Just as Christianity became part of the democratic process, so can Islam. This transformation will surely be wrenching and require time. The evolution of the Catholic Church from a reactionary force in the medieval period into a democratic one today, an evolution not entirely over, has been taking place for 700 years. When an institution based in Rome took so long, why should a religion from Mecca, replete with its uniquely problematic scriptures, move faster or with less contention?
Do yourself a favor and read the whole thing.
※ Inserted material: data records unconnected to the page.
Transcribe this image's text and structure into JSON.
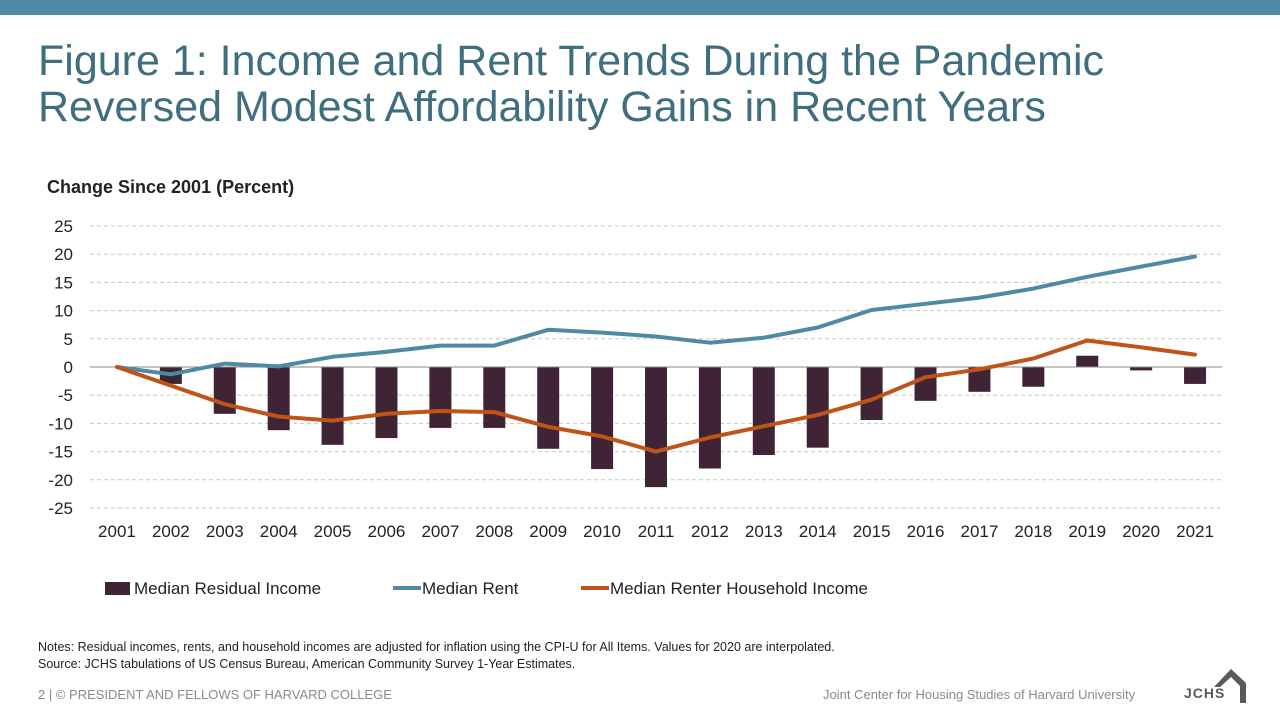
{
  "header": {
    "title_line1": "Figure 1: Income and Rent Trends During the Pandemic",
    "title_line2": "Reversed Modest Affordability Gains in Recent Years"
  },
  "colors": {
    "accent_bar": "#4e8aa5",
    "title": "#3f6e7e",
    "residual": "#3f2436",
    "rent": "#4e8aa5",
    "income": "#c05418"
  },
  "chart_data": {
    "type": "bar",
    "ylabel": "Change Since 2001 (Percent)",
    "ylim": [
      -25,
      25
    ],
    "yticks": [
      "25",
      "20",
      "15",
      "10",
      "5",
      "0",
      "-5",
      "-10",
      "-15",
      "-20",
      "-25"
    ],
    "categories": [
      "2001",
      "2002",
      "2003",
      "2004",
      "2005",
      "2006",
      "2007",
      "2008",
      "2009",
      "2010",
      "2011",
      "2012",
      "2013",
      "2014",
      "2015",
      "2016",
      "2017",
      "2018",
      "2019",
      "2020",
      "2021"
    ],
    "grid": true,
    "legend": "bottom",
    "series": [
      {
        "name": "Median Residual Income",
        "type": "bar",
        "color_key": "residual",
        "values": [
          0,
          -3.0,
          -8.3,
          -11.2,
          -13.8,
          -12.6,
          -10.8,
          -10.8,
          -14.5,
          -18.1,
          -21.3,
          -18.0,
          -15.6,
          -14.3,
          -9.4,
          -6.0,
          -4.4,
          -3.5,
          2.0,
          -0.6,
          -3.0
        ]
      },
      {
        "name": "Median Rent",
        "type": "line",
        "color_key": "rent",
        "values": [
          0,
          -1.3,
          0.6,
          0.1,
          1.8,
          2.7,
          3.8,
          3.8,
          6.6,
          6.1,
          5.4,
          4.3,
          5.2,
          7.0,
          10.1,
          11.2,
          12.3,
          13.9,
          16.0,
          17.8,
          19.6
        ]
      },
      {
        "name": "Median Renter Household Income",
        "type": "line",
        "color_key": "income",
        "values": [
          0,
          -3.3,
          -6.6,
          -8.8,
          -9.5,
          -8.3,
          -7.8,
          -8.0,
          -10.6,
          -12.3,
          -15.0,
          -12.5,
          -10.5,
          -8.5,
          -5.8,
          -1.8,
          -0.4,
          1.5,
          4.7,
          3.5,
          2.2
        ]
      }
    ]
  },
  "notes": {
    "line1": "Notes: Residual incomes, rents, and household incomes are adjusted for inflation using the CPI-U for All Items. Values for 2020 are interpolated.",
    "line2": "Source: JCHS tabulations of US Census Bureau, American Community Survey 1-Year Estimates."
  },
  "footer": {
    "left": "2 | © PRESIDENT AND FELLOWS OF HARVARD COLLEGE",
    "right": "Joint Center for Housing Studies of Harvard University",
    "logo_text": "JCHS"
  }
}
Pipes breaks down some of the massive hurdles Islam has to leap over in order to embrace democratic ideals.
A point Pipes doesn't touch on is how the modern Western world has treated the various Islamist movements it has run into over the last 50 years. Since Sayyid Qutb gave birth to the modern jihadist movement, elements of the West have been bombarded by various facets of Islamic violence. Whether it has come in the form of stateless entities like al-Qaeda, belligerent theocratic governments or a combination of the two is beside the point.
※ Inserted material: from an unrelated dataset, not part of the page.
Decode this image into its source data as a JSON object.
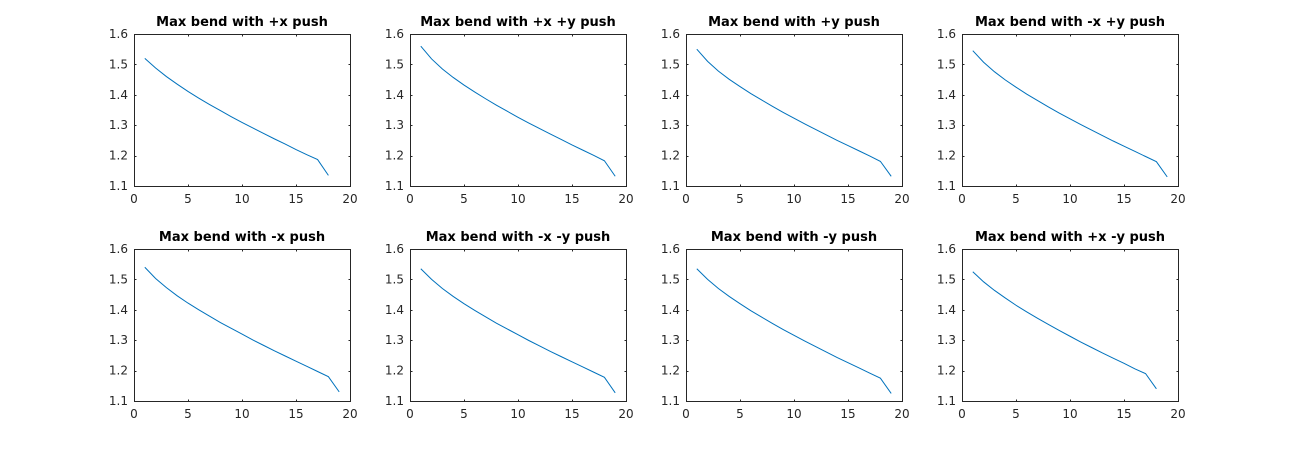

So how have the elites in America reacted to the decades-long aggression of expansionist Islam? Accomodation, moral equivalence and feckless dhimmitude. Among other pathetic reactions. Then we wonder why Islam continues to pick on us.
Non-Muslims can't do much to reform to Islam. As Pipes notes, that kind of wrenching cultural shift takes a long time. Democratization is not something the West will be capable of accelerating very much.
But that doesn't mean the West has to lay down and accept terrorist Islam's deranged premises about the separation of church and state, the role of women, property rights or religious pluralism. Nor does it have to tolerate the violent acts of murder and mayhem the Qutbist keep throwing at us. Instead of that, the West could decide to tell Islam--through words and deeds--that certain things won't be tolerated. Like honor killings, imposition of sharia, the crushing of religious minorities or female circumsicion.
Would that turn Islam into a religion that welcomes democratic reform? Probably not. But it would probably be better than the subtle message of approval some in the West insist on sending to Islam.